L’actuel directeur général adjoint Nic Dreckmann assurera l’intérim et une «recherche externe» a été lancée pour lui trouver un successeur. L’administrateur David Nicol ne se représentera pas. La banque a également annoncé des réductions «substantielles» des rémunérations variables de ses dirigeants. Le patron et cinq autres membres de la direction impliqués dans l’affaire ne toucheront pas de bonus.

Parmi les mesures prévues pour redresser la barre, le groupe a annoncé l’abandon des activités «Private debt» - les crédits privés accordés à ses riches clients - qui représentent encore des engagements de 800 millions, soit 2% du total des 38,9 milliards de crédits accordés par la banque. Cette dernière va concentrer ses activités de prêt sur les crédits lombards et hypothécaires.

«Nous avons pris des mesures importantes pour supprimer toutes les incertitudes liées à notre activité ‘Private debt’ et aux répercussions futures de cet incident sur nos résultats financiers», a souligné le président Romeo Lacher.

Dans l’immédiat, la banque a vu ses résultats lourdement pénalisés par cette affaire.
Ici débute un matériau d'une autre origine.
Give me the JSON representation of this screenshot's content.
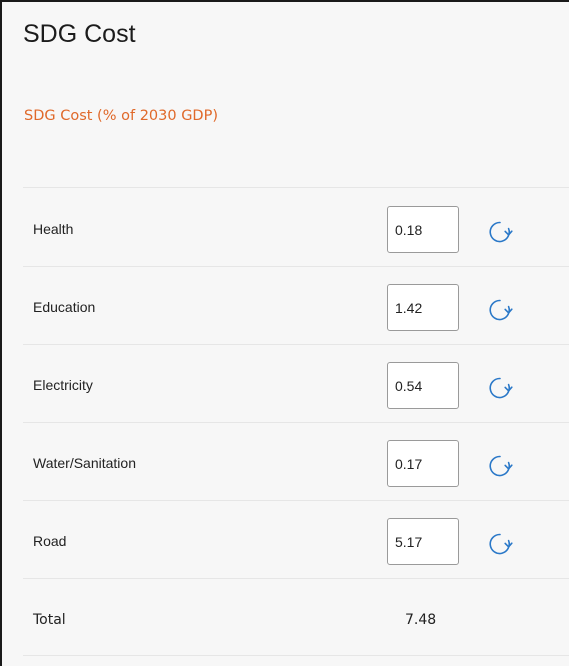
{
  "title": "SDG Cost",
  "subtitle": "SDG Cost (% of 2030 GDP)",
  "rows": [
    {
      "label": "Health",
      "value": "0.18"
    },
    {
      "label": "Education",
      "value": "1.42"
    },
    {
      "label": "Electricity",
      "value": "0.54"
    },
    {
      "label": "Water/Sanitation",
      "value": "0.17"
    },
    {
      "label": "Road",
      "value": "5.17"
    }
  ],
  "total": {
    "label": "Total",
    "value": "7.48"
  },
  "icons": {
    "reset": "refresh-icon"
  },
  "colors": {
    "accent": "#e0692a",
    "icon": "#2a78c8",
    "background": "#f7f7f7"
  }
}
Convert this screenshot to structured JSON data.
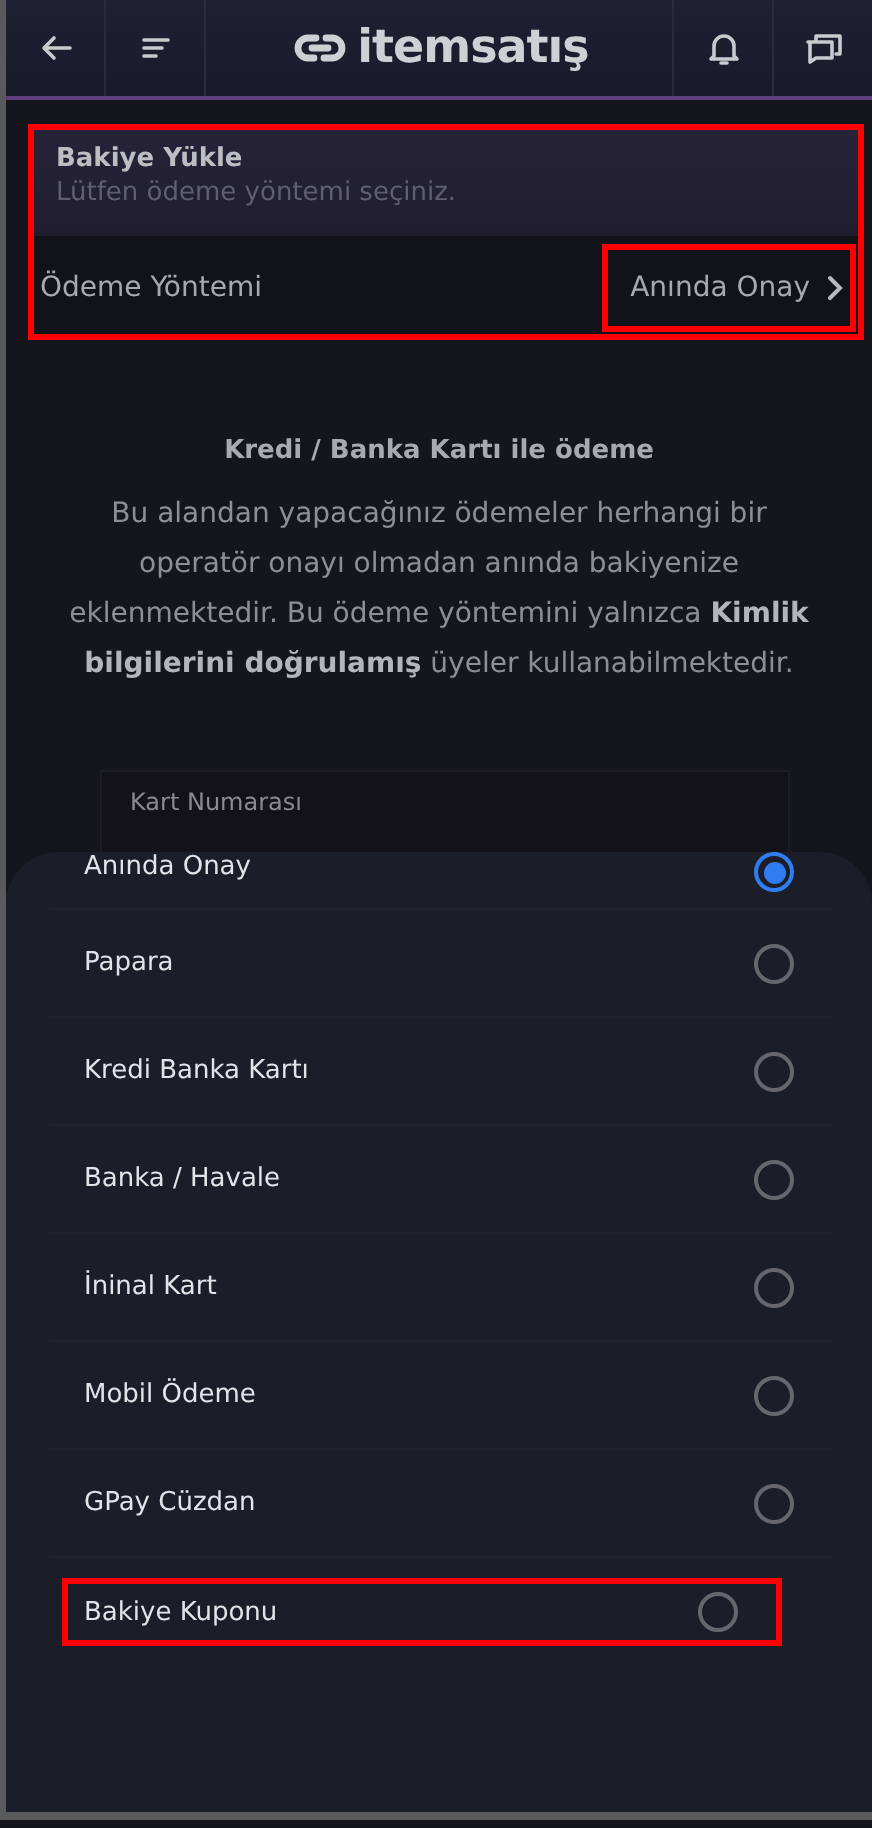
{
  "header": {
    "logo": "itemsatış"
  },
  "balance_panel": {
    "title": "Bakiye Yükle",
    "subtitle": "Lütfen ödeme yöntemi seçiniz.",
    "highlighted": true,
    "method_row": {
      "label": "Ödeme Yöntemi",
      "value": "Anında Onay",
      "value_highlighted": true
    }
  },
  "info": {
    "heading": "Kredi / Banka Kartı ile ödeme",
    "text": "Bu alandan yapacağınız ödemeler herhangi bir operatör onayı olmadan anında bakiyenize eklenmektedir. Bu ödeme yöntemini yalnızca **Kimlik bilgilerini doğrulamış** üyeler kullanabilmektedir."
  },
  "card_field": {
    "placeholder": "Kart Numarası"
  },
  "method_sheet": {
    "options": [
      {
        "label": "Anında Onay",
        "selected": true,
        "highlighted": false
      },
      {
        "label": "Papara",
        "selected": false,
        "highlighted": false
      },
      {
        "label": "Kredi Banka Kartı",
        "selected": false,
        "highlighted": false
      },
      {
        "label": "Banka / Havale",
        "selected": false,
        "highlighted": false
      },
      {
        "label": "İninal Kart",
        "selected": false,
        "highlighted": false
      },
      {
        "label": "Mobil Ödeme",
        "selected": false,
        "highlighted": false
      },
      {
        "label": "GPay Cüzdan",
        "selected": false,
        "highlighted": false
      },
      {
        "label": "Bakiye Kuponu",
        "selected": false,
        "highlighted": true
      }
    ]
  }
}
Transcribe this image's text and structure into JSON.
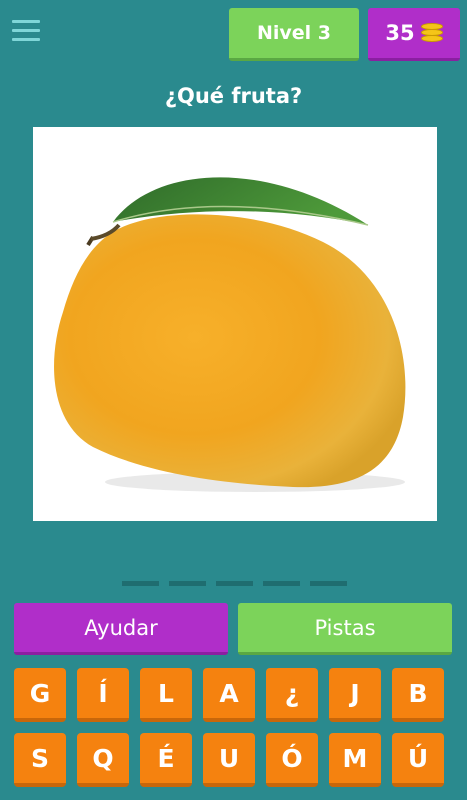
{
  "header": {
    "level_label": "Nivel 3",
    "coins": "35",
    "coin_icon": "coin-stack-icon",
    "menu_icon": "hamburger-menu-icon"
  },
  "question": "¿Qué fruta?",
  "image": {
    "subject": "mango"
  },
  "answer_slots": 5,
  "buttons": {
    "help_label": "Ayudar",
    "hints_label": "Pistas"
  },
  "keyboard": {
    "row1": [
      "G",
      "Í",
      "L",
      "A",
      "¿",
      "J",
      "B"
    ],
    "row2": [
      "S",
      "Q",
      "É",
      "U",
      "Ó",
      "M",
      "Ú"
    ]
  },
  "colors": {
    "background": "#2a8a8e",
    "level_badge": "#7cd35a",
    "coin_badge": "#b02ec9",
    "key": "#f5820f",
    "help_button": "#b02ec9",
    "hints_button": "#7cd35a"
  }
}
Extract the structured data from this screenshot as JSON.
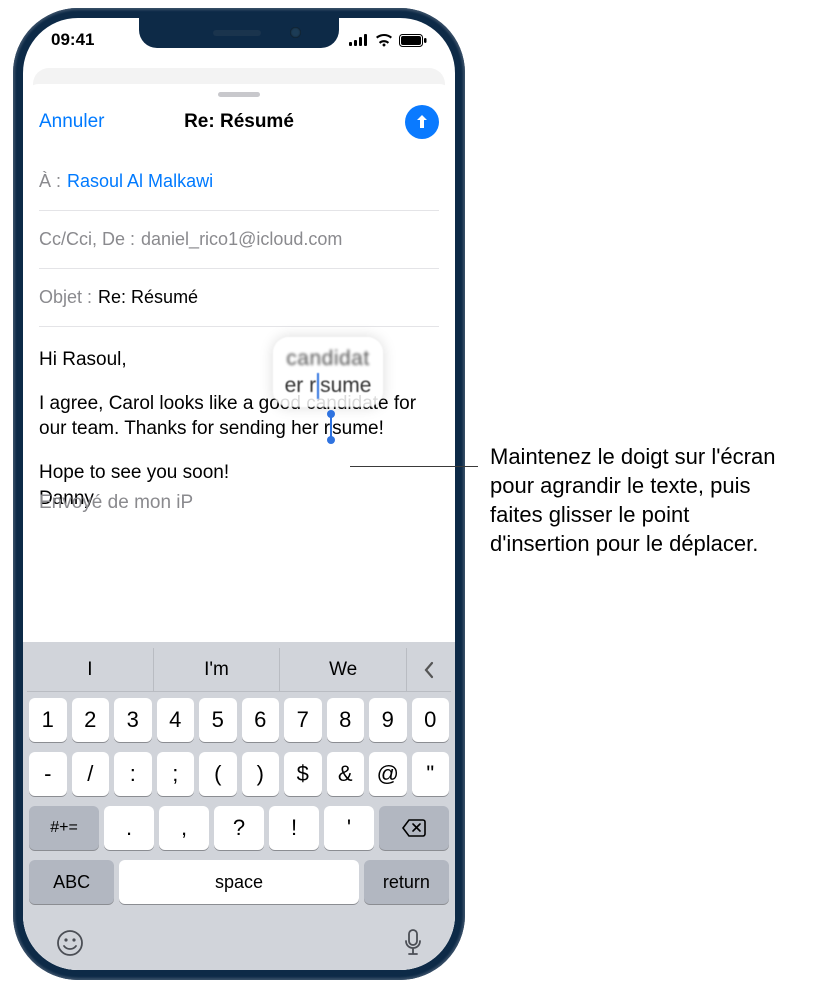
{
  "statusbar": {
    "time": "09:41"
  },
  "nav": {
    "cancel": "Annuler",
    "title": "Re: Résumé"
  },
  "fields": {
    "to_label": "À :",
    "to_value": "Rasoul Al Malkawi",
    "cc_label": "Cc/Cci, De :",
    "cc_value": "daniel_rico1@icloud.com",
    "subject_label": "Objet :",
    "subject_value": "Re: Résumé"
  },
  "body": {
    "greeting": "Hi Rasoul,",
    "p1a": "I agree, Carol looks like a good candidate for our team. Thanks for sending her r",
    "p1b": "sume!",
    "p2": "Hope to see you soon!",
    "sign": "Danny",
    "cut": "Envoyé de mon iP",
    "mag1": "candidat",
    "mag2a": "er r",
    "mag2b": "sume"
  },
  "suggestions": [
    "I",
    "I'm",
    "We"
  ],
  "keys": {
    "row1": [
      "1",
      "2",
      "3",
      "4",
      "5",
      "6",
      "7",
      "8",
      "9",
      "0"
    ],
    "row2": [
      "-",
      "/",
      ":",
      ";",
      "(",
      ")",
      "$",
      "&",
      "@",
      "\""
    ],
    "sym": "#+=",
    "row3": [
      ".",
      ",",
      "?",
      "!",
      "'"
    ],
    "abc": "ABC",
    "space": "space",
    "ret": "return"
  },
  "callout": "Maintenez le doigt sur l'écran pour agrandir le texte, puis faites glisser le point d'insertion pour le déplacer."
}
Entre janvier et décembre 2023, le groupe zurichois a vu le produit d’exploitation se contracter de 15,9% à 3,24 milliards. Ce repli est la conséquence d’une perte nette sur crédits de 606,3 millions de francs ayant occasionné un amortissement de 586 millions et qui est liée au crédit défaillant accordé à M. Benko.

Fin novembre 2023, Julius Baer avait fait état d’une importante exposition de 606 millions, répartie en trois prêts accordés «à des entités différentes au sein d’un conglomérat européen» non identifié. Cette dernière est liée à René Benko, avait indiqué une source à l’agence AWP. La banque avait alors annoncé une provision sur crédits de 82 millions, dont 70 millions pour cette exposition à risques.

Le groupe autrichien en faillite Signa co-détient en Suisse, via plusieurs filiales, les grands magasins Globus.

Objectif d’économies relevé

Malgré des dépenses quasiment stables, le résultat avant impôts a du coup été divisé par deux à 513,8 millions et le bénéfice net (IFRS) part du groupe a chuté de 52,2% à 454 millions de francs.

La banque a néanmoins profité d’importants afflux nets d’argent nouveau de 12,5 milliards de francs l’année dernière, après 8,7 milliards en 2022. Les avoirs sous gestion ont pour leur part progressé de seulement 0,8% à 427,4 milliards à fin décembre dernier, en raison de l’effet négatif des taux de changes.

Ces chiffres clés sont inférieurs aux prévisions des analystes interrogés par l’agence AWP. L’établissement a notamment clairement manqué le coche au niveau du bénéfice net (IFRS) anticipé à 802 millions par le marché.

Les actionnaires recevront malgré tout un dividende inchangé de 2,60 francs par action.

La direction a partiellement revu ses objectifs à l’horizon 2025, tablant désormais sur des économies de 130 millions de francs, 10 millions de plus que précédemment annoncé. Dans ce cadre, 250 postes seront supprimés sur les 7435 personnes que comptait le groupe à la fin de l’année dernière.

Les autres cibles financières ont été confirmées avec une marge ajustée avant impôts de 28-31 points de base et un rapport ajusté entre les coûts et les dépenses «inférieur à 64%». Le bénéfice ajusté avant impôts doit afficher une croissance annuelle supérieure à 10% et le rendement ajusté des fonds propres (CET1) doit s’établir à au moins 30%.

A la Bourse, les investisseurs ont apprécié ces annonces. L’action Julius Baer a terminé en hausse de 0,8% à 47,72 francs, dans un SLI en baisse de 0,8%. En cours de séance, le titre a grimpé jusqu’à 50 francs, bondissant de plus de 5%.